None the less, there was an eerie beauty to the belt of nature that had reclaimed what the citizenry had abandoned, and there was strength to be drawn from it too. He knew, better than most, of the deer and game to be found there; of the houses, sacked two centuries prior, still falling to pieces under the gloomy canopy, their doors and window frames girdled in wild berries. God, in His wisdom, had prepared a vast larder of supplies for His troops right at the front line of this holy war, to say nothing of the fish in the Golden Horn and fresh water in the ancient subterranean cisterns. His city would not fall from hunger.
‘Giustiniani is right,’ thought Constantine. ‘War is waiting. If we can hold on long enough, if we can husband our meager forces with the efficiency of a peasant wife, if this great stone cliff can give us shelter from their war machines, then maybe, maybe we can win.’
Hope was not unreasonable. The walls of Constantinople had seen invaders come and go for a thousand years, turning back Avars and Arabs, Bulgars and Rus, and in all those centuries not once had the land wall been breached.
In form, it was a double set, with the outer rampart lower than the inner to afford a clear field of fire to both.
A courtyard of near sixty foot spanned the gap between. Originally intended for the mustering of bright-armoured legionaries, it had been annointed with the grand title of peribolos, but the disheveled mercenaries who currently slept, ate and pissed in it simply called it ‘the yard.’
A raceme of towers sprouted, interspersed, along the two lines of limestone from the Marmara shore right to the palace complex at Blachernae.

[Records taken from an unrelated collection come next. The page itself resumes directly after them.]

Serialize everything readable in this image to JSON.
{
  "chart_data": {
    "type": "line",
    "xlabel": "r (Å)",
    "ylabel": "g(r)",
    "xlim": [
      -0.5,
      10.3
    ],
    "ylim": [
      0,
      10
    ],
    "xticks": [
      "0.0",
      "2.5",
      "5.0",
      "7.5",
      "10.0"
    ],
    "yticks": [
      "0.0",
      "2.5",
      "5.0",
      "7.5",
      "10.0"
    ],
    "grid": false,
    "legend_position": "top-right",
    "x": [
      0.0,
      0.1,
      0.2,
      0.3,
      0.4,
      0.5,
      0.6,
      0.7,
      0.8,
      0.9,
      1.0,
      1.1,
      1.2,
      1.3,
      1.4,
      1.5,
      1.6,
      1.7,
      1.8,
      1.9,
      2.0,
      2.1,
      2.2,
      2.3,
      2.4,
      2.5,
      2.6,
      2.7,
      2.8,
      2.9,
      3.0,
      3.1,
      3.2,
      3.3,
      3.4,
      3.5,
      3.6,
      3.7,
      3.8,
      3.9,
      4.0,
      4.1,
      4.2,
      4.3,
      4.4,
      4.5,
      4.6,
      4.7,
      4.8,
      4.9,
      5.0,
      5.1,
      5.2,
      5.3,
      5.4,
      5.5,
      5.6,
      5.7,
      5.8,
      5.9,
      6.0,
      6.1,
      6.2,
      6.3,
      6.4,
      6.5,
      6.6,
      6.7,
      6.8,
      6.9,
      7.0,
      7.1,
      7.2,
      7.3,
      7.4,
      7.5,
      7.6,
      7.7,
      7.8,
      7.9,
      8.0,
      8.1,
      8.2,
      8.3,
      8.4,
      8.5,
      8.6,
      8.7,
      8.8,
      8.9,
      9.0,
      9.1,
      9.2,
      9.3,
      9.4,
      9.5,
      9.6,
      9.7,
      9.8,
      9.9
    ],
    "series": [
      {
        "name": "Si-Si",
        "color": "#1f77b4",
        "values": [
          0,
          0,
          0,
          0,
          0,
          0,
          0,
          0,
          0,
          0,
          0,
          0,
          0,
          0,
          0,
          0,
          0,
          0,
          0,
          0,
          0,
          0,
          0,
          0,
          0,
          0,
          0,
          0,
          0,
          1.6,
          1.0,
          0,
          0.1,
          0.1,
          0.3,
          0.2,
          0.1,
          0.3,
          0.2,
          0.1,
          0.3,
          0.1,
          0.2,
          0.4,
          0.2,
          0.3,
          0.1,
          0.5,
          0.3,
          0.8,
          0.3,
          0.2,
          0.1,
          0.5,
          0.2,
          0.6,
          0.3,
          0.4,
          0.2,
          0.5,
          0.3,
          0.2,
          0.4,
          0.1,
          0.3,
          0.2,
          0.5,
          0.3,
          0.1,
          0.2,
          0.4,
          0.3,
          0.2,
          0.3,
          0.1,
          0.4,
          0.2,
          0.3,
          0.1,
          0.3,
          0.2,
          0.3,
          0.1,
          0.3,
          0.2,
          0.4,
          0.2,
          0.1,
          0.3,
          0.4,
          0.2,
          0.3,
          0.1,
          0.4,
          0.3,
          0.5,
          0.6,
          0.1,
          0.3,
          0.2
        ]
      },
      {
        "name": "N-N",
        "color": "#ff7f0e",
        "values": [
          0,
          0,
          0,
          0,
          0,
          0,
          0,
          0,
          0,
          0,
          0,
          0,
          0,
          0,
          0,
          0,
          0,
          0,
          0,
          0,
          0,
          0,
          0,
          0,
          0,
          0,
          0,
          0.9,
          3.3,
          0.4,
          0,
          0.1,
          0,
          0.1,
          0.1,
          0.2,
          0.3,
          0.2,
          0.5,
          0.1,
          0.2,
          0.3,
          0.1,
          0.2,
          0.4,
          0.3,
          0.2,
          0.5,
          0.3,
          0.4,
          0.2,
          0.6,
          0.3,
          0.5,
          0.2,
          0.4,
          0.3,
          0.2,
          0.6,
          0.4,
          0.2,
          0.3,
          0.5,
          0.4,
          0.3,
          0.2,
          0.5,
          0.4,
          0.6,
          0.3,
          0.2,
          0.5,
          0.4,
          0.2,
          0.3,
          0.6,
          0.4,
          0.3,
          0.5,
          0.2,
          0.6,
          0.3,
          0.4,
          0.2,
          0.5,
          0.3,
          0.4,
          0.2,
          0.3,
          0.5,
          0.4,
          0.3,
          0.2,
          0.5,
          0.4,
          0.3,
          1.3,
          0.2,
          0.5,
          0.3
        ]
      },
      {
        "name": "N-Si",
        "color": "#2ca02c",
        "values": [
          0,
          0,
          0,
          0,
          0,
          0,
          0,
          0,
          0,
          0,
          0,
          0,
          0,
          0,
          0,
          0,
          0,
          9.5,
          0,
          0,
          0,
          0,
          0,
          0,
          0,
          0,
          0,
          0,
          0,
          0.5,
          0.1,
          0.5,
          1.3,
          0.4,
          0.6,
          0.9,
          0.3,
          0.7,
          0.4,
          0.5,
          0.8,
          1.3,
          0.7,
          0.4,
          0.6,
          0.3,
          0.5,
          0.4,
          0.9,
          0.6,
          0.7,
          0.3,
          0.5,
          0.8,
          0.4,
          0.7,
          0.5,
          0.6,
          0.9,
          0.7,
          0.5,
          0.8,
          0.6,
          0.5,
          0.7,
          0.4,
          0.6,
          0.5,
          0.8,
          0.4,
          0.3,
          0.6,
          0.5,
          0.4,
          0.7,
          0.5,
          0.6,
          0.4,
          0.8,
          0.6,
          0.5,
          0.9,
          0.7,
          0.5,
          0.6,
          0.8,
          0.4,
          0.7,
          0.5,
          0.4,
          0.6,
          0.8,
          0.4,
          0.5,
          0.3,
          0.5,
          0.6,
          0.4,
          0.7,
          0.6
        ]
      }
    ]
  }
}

Halfway along those lines the land sagged, exhausted, into the shallow dip of a river valley. Here, at the heart of the defences known as the mesoteichion, could be found the St Romanus Gate, Giustiniani’s contingent of Genoese, and one embittered Scotsman.

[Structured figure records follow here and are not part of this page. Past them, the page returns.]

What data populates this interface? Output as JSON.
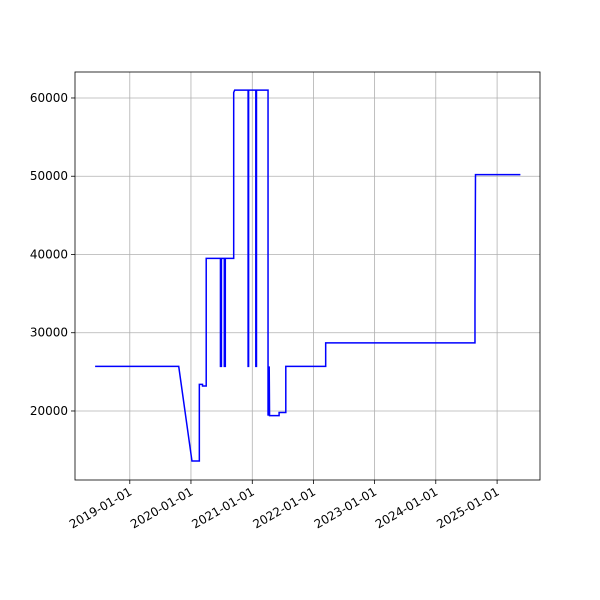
{
  "chart_data": {
    "type": "line",
    "x": [
      "2018-06-08",
      "2019-10-20",
      "2020-01-07",
      "2020-02-20",
      "2020-02-20",
      "2020-03-10",
      "2020-03-10",
      "2020-04-01",
      "2020-04-01",
      "2020-06-25",
      "2020-06-25",
      "2020-07-01",
      "2020-07-01",
      "2020-07-18",
      "2020-07-18",
      "2020-07-24",
      "2020-07-24",
      "2020-09-12",
      "2020-09-12",
      "2020-09-18",
      "2020-12-07",
      "2020-12-07",
      "2020-12-10",
      "2020-12-10",
      "2021-01-22",
      "2021-01-22",
      "2021-01-26",
      "2021-01-26",
      "2021-04-05",
      "2021-04-05",
      "2021-04-12",
      "2021-04-14",
      "2021-06-10",
      "2021-06-10",
      "2021-07-20",
      "2021-07-20",
      "2022-03-15",
      "2022-03-15",
      "2024-08-22",
      "2024-08-22",
      "2024-08-25",
      "2025-05-20"
    ],
    "series": [
      {
        "color": "#0000ff",
        "values": [
          25700,
          25700,
          13600,
          13600,
          23400,
          23400,
          23200,
          23200,
          39500,
          39500,
          25700,
          25700,
          39500,
          39500,
          25700,
          25700,
          39500,
          39500,
          60700,
          61000,
          61000,
          25700,
          25700,
          61000,
          61000,
          25700,
          25700,
          61000,
          61000,
          19400,
          25700,
          19400,
          19400,
          19800,
          19800,
          25700,
          25700,
          28700,
          28700,
          33800,
          50200,
          50200
        ]
      }
    ],
    "xlim": [
      "2018-02-08",
      "2025-09-14"
    ],
    "xticks": [
      "2019-01-01",
      "2020-01-01",
      "2021-01-01",
      "2022-01-01",
      "2023-01-01",
      "2024-01-01",
      "2025-01-01"
    ],
    "ylim": [
      11180,
      63320
    ],
    "yticks": [
      20000,
      30000,
      40000,
      50000,
      60000
    ],
    "grid": true
  }
}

A vaulted casemate beneath the parapet of the outer wall was Grant’s home now, a grimy blanket pegged limply across its front to give it the pathetic affectation of
a campaign tent.
Through the gap left by the too-small blanket, he watched the men sat about the dusty yard. A few had managed to sleep in the pleasant morning sun but most fidgeted with empty stares, still haunted by the night’s memories.

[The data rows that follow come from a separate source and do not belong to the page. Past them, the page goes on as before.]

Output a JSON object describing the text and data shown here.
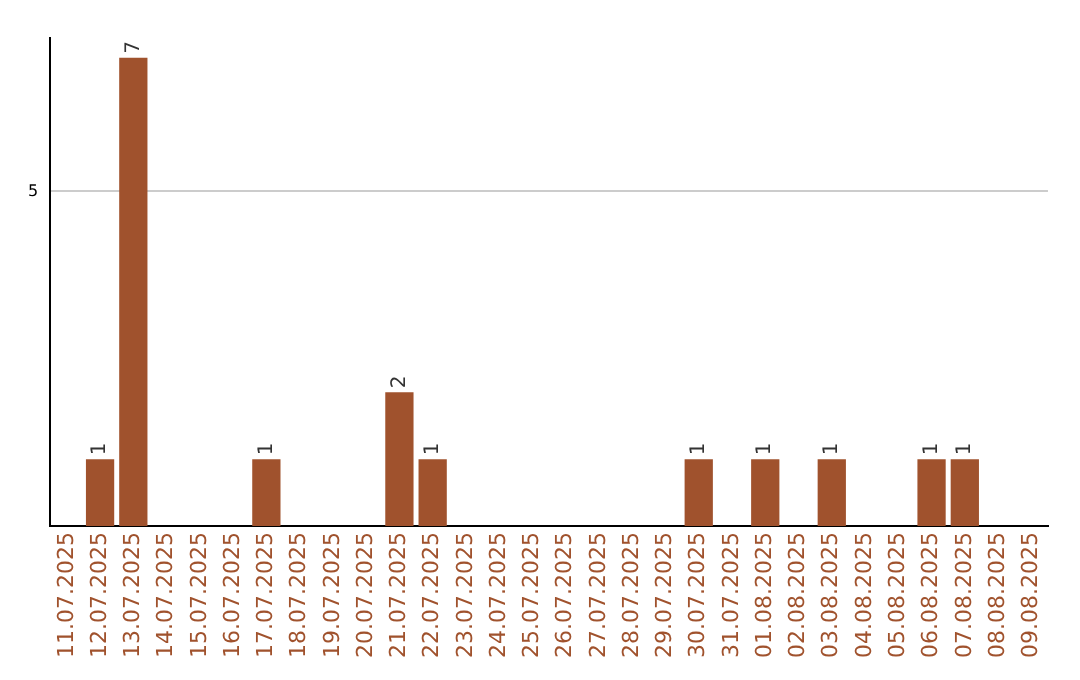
{
  "chart_data": {
    "type": "bar",
    "categories": [
      "11.07.2025",
      "12.07.2025",
      "13.07.2025",
      "14.07.2025",
      "15.07.2025",
      "16.07.2025",
      "17.07.2025",
      "18.07.2025",
      "19.07.2025",
      "20.07.2025",
      "21.07.2025",
      "22.07.2025",
      "23.07.2025",
      "24.07.2025",
      "25.07.2025",
      "26.07.2025",
      "27.07.2025",
      "28.07.2025",
      "29.07.2025",
      "30.07.2025",
      "31.07.2025",
      "01.08.2025",
      "02.08.2025",
      "03.08.2025",
      "04.08.2025",
      "05.08.2025",
      "06.08.2025",
      "07.08.2025",
      "08.08.2025",
      "09.08.2025"
    ],
    "values": [
      null,
      1,
      7,
      null,
      null,
      null,
      1,
      null,
      null,
      null,
      2,
      1,
      null,
      null,
      null,
      null,
      null,
      null,
      null,
      1,
      null,
      1,
      null,
      1,
      null,
      null,
      1,
      1,
      null,
      null
    ],
    "color": "#a0522d",
    "ylim": [
      0,
      7.3
    ],
    "yticks": [
      5
    ],
    "grid": "y",
    "data_labels": true,
    "legend": false
  }
}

It did not take much to make a killer. The threat to homes and families had quickened the sword arms of these ordinary townspeople. They had followed Grant and the other veterans in the darkness, falling upon the unarmed carters, hacking and stabbing in holy, blessed homicide; but now, in the light of morning, the full horror of their deeds came seeping into their minds. The images and sounds, branded upon their souls, reappeared each time they closed their tired eyes: the bleating echo of a victim’s pleas, the reflection of their own mortality glimpsed in panic-widened eyes; a confused maelstrom of guilt and fear. It was easy to kill; harder to live with the killing.
Without ceremony, the blanket was roughly pulled aside, and Grant looked up from his thoughts into the scarred face of his second, Isnardo Fieschi. ‘The women are here again,’ said the Genoese veteran.
‘Go away!’
‘Wouldn’t hurt to show your face. They’re handing out bread. I’ll have your share if you’ll not eat it.’
‘I’m busy,’ Grant said with a warning glare. Fieschi just grinned and gave a theatrical glance around the small, empty space.
‘Yes, clearly you’re half way through building us a flying machine. She’s wearing blue, by the way. Stands out from the drab fishwives like a ruby in a midden trench.’
‘Rubies are red, you ignorant whoreson, sapphires are blue,’ Grant snapped.
‘Ah, so it’s poetry you’re composing in here!’ Fieschi gave a merciless laugh and ducked back out past the blanket.
Grant turned to the rear wall and snatched the wineskin from where it dangled from a bent nail head. The mixture inside was a fetid brew, but it served a purpose. Behind him the blanket flapped open again.
‘Look, I don’t know if it’s possible to mess up your ugly face any more, but I’m prepared to give it a fair go!’ He turned around, but it was not Fieschi standing in his doorway.